In 2004, the first year I went to D.C. to advocate for colorectal cancer, I was determined to make a difference and find my role. Little did I know that four years after a diagnosis of aggressive stage III rectal cancer, the thrill of being on Capitol Hill and meeting with my representatives and senators would set the tone for my fight and drive me to change the colorectal cancer world.

My Congressional Representative Suggested I Get a State Proclamation

After returning home from Capitol Hill, I received a call from my representative’s office, thanking me for my time and compassion, appreciative that I took the time to meet with Rep. Rahall and talk to him about colorectal cancer. The staff member calling me also suggested that I ask the governor of West Virginia for a Proclamation declaring March as Colorectal Cancer Awareness Month.

I was excited that my representative was asking ME to do this, and I wanted to make an impact, but I had no clue how to go about it, much less what I would do once the Proclamation was secured. I let several months pass before I decided to call the governor’s office and ask. The lady who answered the phone listened to my request and said, “I can’t help you, but one of the governor’s aides may be able too.”  She forwarded my call and I suddenly became so nervous. I feared they would not give me a Proclamation, after all I was only a survivor! But wow, was I wrong!

When the governor’s aide came on the line, I began to share my story. I told her that Rep. Rahall suggested that I call. The next thing I knew, she put me on hold. As I waited, in my heart, I feared I wouldn’t get the Proclamation, but still hoped for it. When she came back on the line, she reported that my governor would be honored to sign a Proclamation and they would send me a copy. Within a few days, I received the copy of the Proclamation and was excited to share it with Mountains of Hope, West Virginia’s Cancer Coalition.

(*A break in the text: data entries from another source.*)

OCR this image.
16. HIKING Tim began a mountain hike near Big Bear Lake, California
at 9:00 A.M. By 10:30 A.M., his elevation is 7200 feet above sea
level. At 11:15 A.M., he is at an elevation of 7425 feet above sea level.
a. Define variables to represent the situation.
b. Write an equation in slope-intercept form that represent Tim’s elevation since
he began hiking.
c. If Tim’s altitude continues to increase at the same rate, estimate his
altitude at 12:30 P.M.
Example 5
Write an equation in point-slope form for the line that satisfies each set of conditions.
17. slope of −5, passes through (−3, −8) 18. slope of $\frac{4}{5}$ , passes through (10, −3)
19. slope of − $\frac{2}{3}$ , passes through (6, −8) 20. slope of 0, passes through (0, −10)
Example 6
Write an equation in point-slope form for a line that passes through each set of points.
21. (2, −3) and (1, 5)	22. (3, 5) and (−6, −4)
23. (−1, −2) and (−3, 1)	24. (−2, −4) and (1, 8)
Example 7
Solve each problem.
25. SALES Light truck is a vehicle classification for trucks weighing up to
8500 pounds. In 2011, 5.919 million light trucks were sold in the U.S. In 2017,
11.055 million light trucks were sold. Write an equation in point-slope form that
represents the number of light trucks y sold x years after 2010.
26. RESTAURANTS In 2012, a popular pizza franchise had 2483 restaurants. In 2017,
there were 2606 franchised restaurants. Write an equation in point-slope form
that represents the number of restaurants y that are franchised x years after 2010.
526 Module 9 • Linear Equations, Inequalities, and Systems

That was my start in getting a State Proclamation for West Virginia. It made me feel I had played a role in making a difference. I learned that year that most of the time, the governor’s office has no idea about how colorectal cancer has impacted people in the state. It just takes one of us bringing our passion to draw attention to it.

Since 2004, I have secured a State Proclamation every year for West Virginia. I’ve learned it’s all about sharing your story, providing some statistics and making it known that a State Proclamation will not only benefit all who are already affected by colorectal cancer but also those who aren’t up-to-date on screenings – it can save lives!